Northwestern University Migration Summary

NUL is planning two (!) migrations soon. One is migrating our Avalon instance from 4 to Avalon 6.X - this also requires migrating our metadata from Fedora 3 to Fedora 4. We are hoping for this migration to be complete by our Fall quarter.

Our second migration will still be in the planning stages by DLF but we are developing a brand-new repository for all of our digital objects based on Hyrax/Fedora. Our other current repository is for images and uses VRA Core 4 and Fedora 3. Part of this migration means moving from VRA Core to RDF. We are also starting to work with DPLA on submitting our metadata of which little is Linked Data-compliant. Neither of our repositories have anything other than an identifier for our DC data streams so filling those out for DPLA and other uses will hopefully occur as well.

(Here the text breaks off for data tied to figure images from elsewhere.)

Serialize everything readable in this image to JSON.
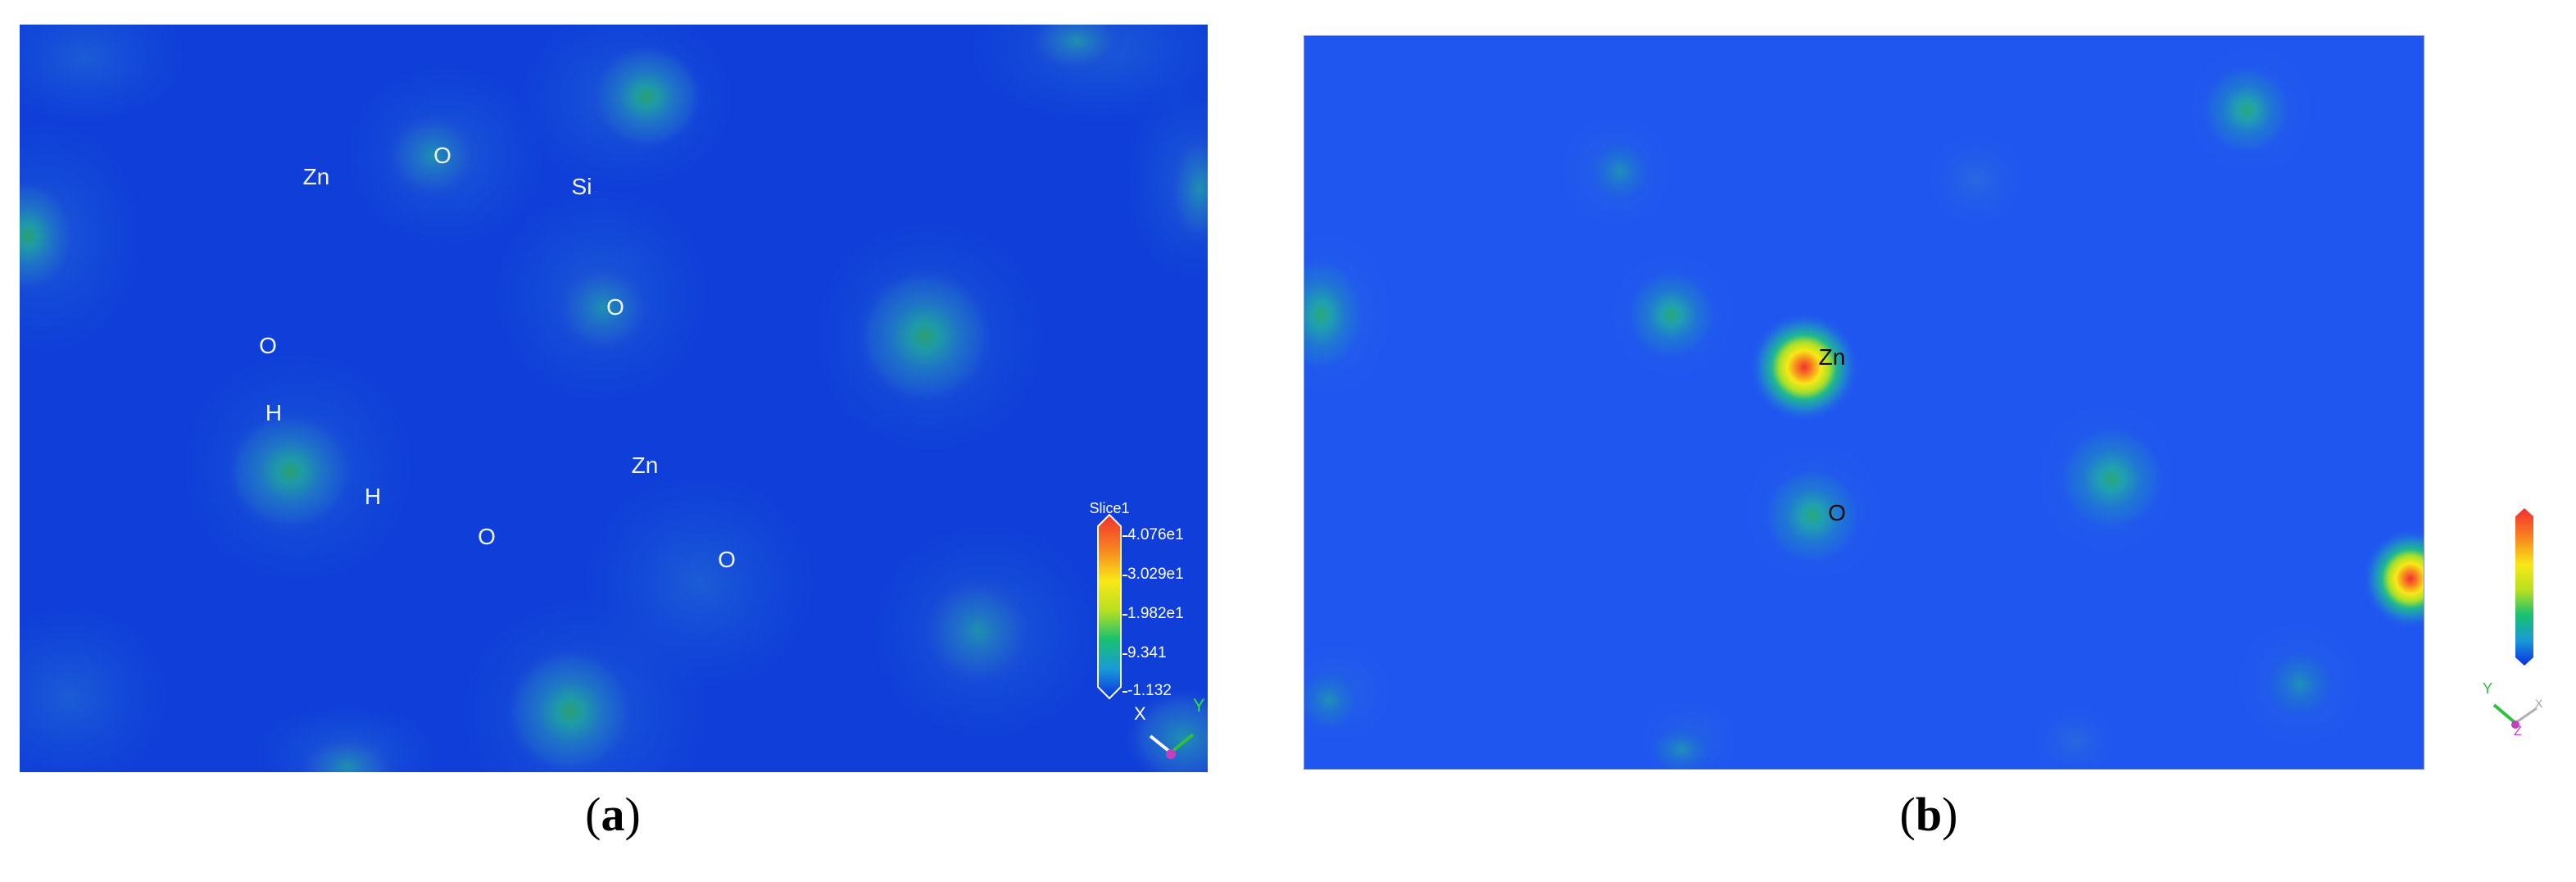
{
  "panels": [
    {
      "id": "a",
      "caption": "a",
      "background": "#0f3fd8",
      "atom_labels": [
        "Zn",
        "O",
        "Si",
        "O",
        "O",
        "H",
        "H",
        "Zn",
        "O",
        "O"
      ],
      "legend": {
        "title": "Slice1",
        "ticks": [
          "4.076e1",
          "3.029e1",
          "1.982e1",
          "9.341",
          "-1.132"
        ]
      },
      "axes": {
        "x_label": "X",
        "y_label": "Y"
      }
    },
    {
      "id": "b",
      "caption": "b",
      "background": "#1f56f0",
      "atom_labels": [
        "Zn",
        "O"
      ],
      "axes": {
        "y_label": "Y",
        "z_label": "Z",
        "x_label": "X"
      }
    }
  ],
  "colormap": [
    "#0a2fe0",
    "#1a9ad8",
    "#18c070",
    "#b8e020",
    "#f8e818",
    "#f88020",
    "#f03030"
  ]
}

Duke University Migration Summary

DUL has been migrating it’s 20+ years of digital collections since 2015, and we are about halfway through (this might be ambitious since we did the ‘easy’ stuff first). The old platform is a Django/Python based custom application and all the metadata (loosely Dublin Core, with lots of ‘customization’) is encoded in METS. The new platform is a Fedora/Hydra/Blacklight stack, and the metadata is stored as N-Triples. We’re (mostly) storing ‘real’ predicates but aren’t storing URIs as values/objects yet - I just try to use linked data-ready vocabularies/thesauri so we can transform the values once we have that capability. The migration process has involved a lot of analysis and data wrangling using OpenRefine, regular expressions, and Ruby scripting. It’s slow going but the upside is that we’ve used the process as an opportunity to develop our first metadata application profile (still Dublin Core, still with some customizations, but a lot more constrained and carefully considered), in the hopes that future migrations will be a tad easier!